The birth of the alternative facts
"Just when we need it most, science is increasingly pushed aside by elected leaders in favor of "alternative facts" that fit their ideology better, and adherence to these alternative facts is strictly enforced in today's politics that emphasizes loyalty to party over loyalty to state based on scientific evidence. This is one of the main reasons why those mayors and governors ignored President Biden's views regarding scientific evidence." Otto explains.
"It's not just an American problem, it's a worldwide problem, at all levels of government. This occurs on the political right and the political left, as well as among celebrities who push pseudo-science and journalists who claim that there is no such thing as objectivity, so they must cover "both sides" equally when only one side is supported by evidence, further skewing public sentiment from factual reality. Postmodernist educational programs throughout Western democracies have taught for two generations that all experts and knowledge claims are suspect and truth is relative to one's perspective, so it should not be surprising that the public adopts this misconception."

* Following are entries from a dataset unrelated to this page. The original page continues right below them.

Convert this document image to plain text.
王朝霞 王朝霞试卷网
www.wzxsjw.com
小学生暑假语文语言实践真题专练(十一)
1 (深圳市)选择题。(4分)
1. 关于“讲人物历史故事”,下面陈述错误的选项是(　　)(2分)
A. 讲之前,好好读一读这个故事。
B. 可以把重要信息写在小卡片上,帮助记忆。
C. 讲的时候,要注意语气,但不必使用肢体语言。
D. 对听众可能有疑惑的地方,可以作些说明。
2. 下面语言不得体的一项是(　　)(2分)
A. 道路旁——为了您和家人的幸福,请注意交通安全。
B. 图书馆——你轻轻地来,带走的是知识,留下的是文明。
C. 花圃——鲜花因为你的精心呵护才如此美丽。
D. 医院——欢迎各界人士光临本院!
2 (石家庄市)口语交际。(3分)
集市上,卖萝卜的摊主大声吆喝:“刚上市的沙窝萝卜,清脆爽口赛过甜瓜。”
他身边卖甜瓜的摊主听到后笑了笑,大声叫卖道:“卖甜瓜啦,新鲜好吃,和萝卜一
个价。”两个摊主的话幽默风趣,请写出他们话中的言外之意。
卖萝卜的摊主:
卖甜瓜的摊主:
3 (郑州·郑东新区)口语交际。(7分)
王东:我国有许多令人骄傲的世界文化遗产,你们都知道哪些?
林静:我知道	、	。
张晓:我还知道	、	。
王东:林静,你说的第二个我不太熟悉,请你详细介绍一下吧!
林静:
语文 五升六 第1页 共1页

"But without objective scientific facts, how do you settle disputes in the government? Traditionally, it was by the person with the loudest megaphone, the best sales job or the biggest stick. Ironically, postmodernist teacher and journalist training, designed to inculcate critical thinking, has instead paved the way for a new age of authoritarianism, so it is no surprise that we are seeing a global erosion of democracy.”
"These many challenges are amplified by social media platforms like Facebook, Instagram, Twitter and TikTok, which are largely unregulated and make money by being social viruses – destroying democratic societies through the monetization of disinformation, extremism and conspiracy theories."
"These platforms are in turn used by companies specializing in social disinformation and science denial campaigns aimed at environmental activists in an effort to control the political discourse and the slow regulation of their clients who produce profitable goods despite being proven by science to have negative health or environmental effects. The same goals are repeatedly attacked with a barrage of anti-scientific messages, fueling a growing embrace of authoritarianism and evidence-dismissaling in the Republican Party that goes far beyond Donald Trump.”
He concludes that the book "The War on Science" reveals where this movement comes from, who are the people and the social and economic factors that drive it, and what we can do to change things before it's too late."